Could Sony do that with the PS3? I think their ego would now let them, but the timing won't allow it. That's not a switch you flip - that's a long term strategy. For Sony to now go out and secure top rated exclusives for the PS3 would be next to impossible (think KOTOR or Halo from the old XBOX). Those games were secured before the PS2 was even released. Any games with big sales potential, now, will target the lead consoles. Just like XBOX got the scraps of the PS2.....the PS3 is getting scraps.
I don't think Sony can recover. Look at Sega and never compare anyone to Nintendo. Sega got stupid with new hardware (32X / Saturn) releases and nobody trusted them anymore. I think Sony is on the path to the destruction with the PS brand. When it busts, no one is going to trust the PS4 when it comes out either. Nintendo, on the other hand, is an exception to every rule in gaming and the console business. Sony is not Nintendo....Micrsoft can replace them, and pretty much has now.
CarnageHeart
I agree with you about MS building to be the underdog, but with the notable exception of sports games, Sony has a good amount of first/second party coverage and they are clearly willing to reach out to promising but unproven developers. Nintendoclearlysees no need to reach outand post-Bungie, it seems like all of MS's big acquisitions seem to be from Nintendo (and that well has dried up unless Miyamoto is looking for a new job).
Your Sony/Sega analogy doesn't hold. Commerical failure alone doesn't hurt hardware makers, poor support (something Sega was certainly guilty of with the Saturn, 32X, Sega CD and the Genesis towards the end of its life) does. In their treatment of the PSP and the PS3, Sony is acting more like Sega did in the SMS days than they did in the 32X/Sega CD/Saturn days.
Yes, Sony is not Nintendo, and that is the highest compliment I can pay them, since there is no sign that they are clinging to old franchises.
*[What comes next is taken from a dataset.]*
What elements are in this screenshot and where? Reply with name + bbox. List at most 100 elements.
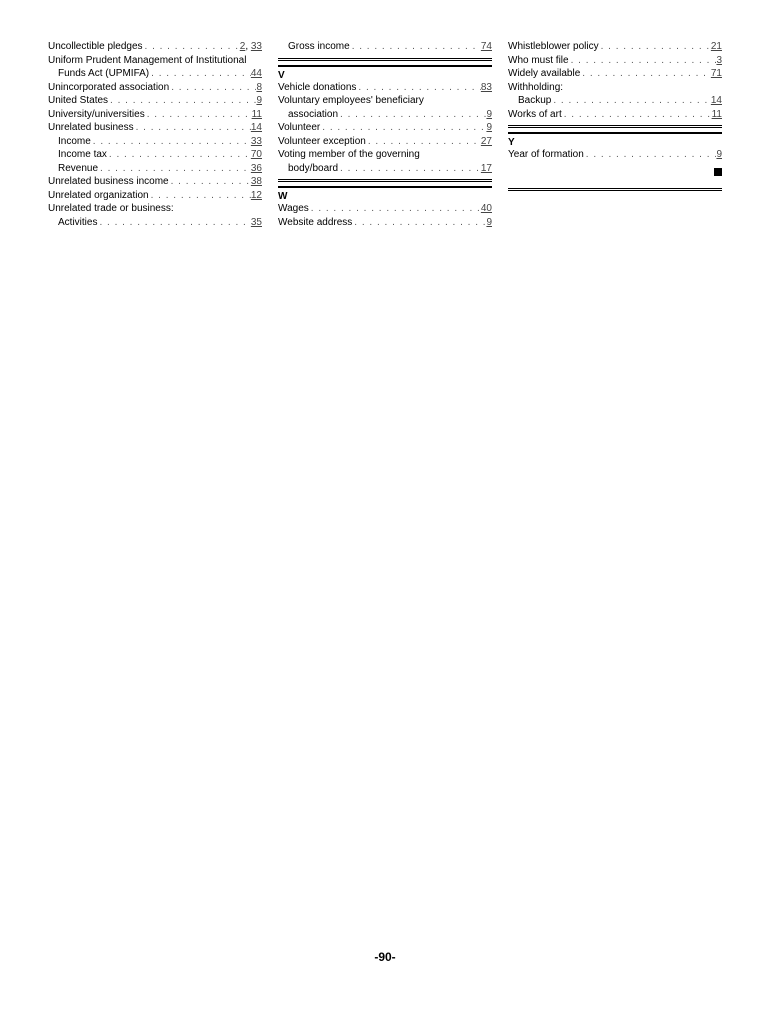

Aside from the makers of Gran Turismo and probably the makers of SOCOM, other Sony developers have debuted/are debutting with new IP such as Resistance, Uncharted, White Knight Story and Infamous rather than debuting with the sequels to the PS2 games they became famous for. And unlike Nintendo in the GC days Sony is forging alliances with new talent (Media Molecule, thatgamecompany, Ninja Theory) not shedding old talent (SK, Rare).
As for whether or not MS can replace Sony, the X360 is clearly the true successor to the PS2 even though understandably for a system only two years old, the library isn't quite as broad. I am just explaining why I think the PS2 will be the Xbox of its generation and not the GC. Both were runner-ups, but the Xbox boasted a broad library with many original games (KOTOR, Halo, Crimson Skies, Otogi, Forza) whereas the GC boasted a narrow library in which 60% of the games were Mario games (even third parties were publishing Mario games).
I think the system so far is most like the Saturn. Tough to develop for, overpriced and loaded with late, inferior ports.
The Gamecube also had a higher profile lineup. Sunshine, Animal Crossing, Metroid Prime and Smash Brothers were availible within the first year. Insomniac's games have made the biggest splashes, but these are B-level franchises at most, at least in marketing terms...
All the sure-games have slipped into 08. Home misses it's launch, and we know how long it took XBL to get out of niche status.
This all comes back to Blue-ray...if it did what it needed to do Sony could strip blue-ray and other components and have a chance at a comeback. But now Sony needs the PS3 to stand a chance in the format war, because Toshiba is getting awfully close to getting HD-players under $200. Studios will shy away from exclusive deals because really all people do when a movie they want is on a different format is buy the DVD, like I did with Transformers. So when Sony looks back they'll see Blue-ray may have harmed the PS3 more then it helped it. By the time HD media gets mainstream cheap it's hard to say if optical media will even be viable.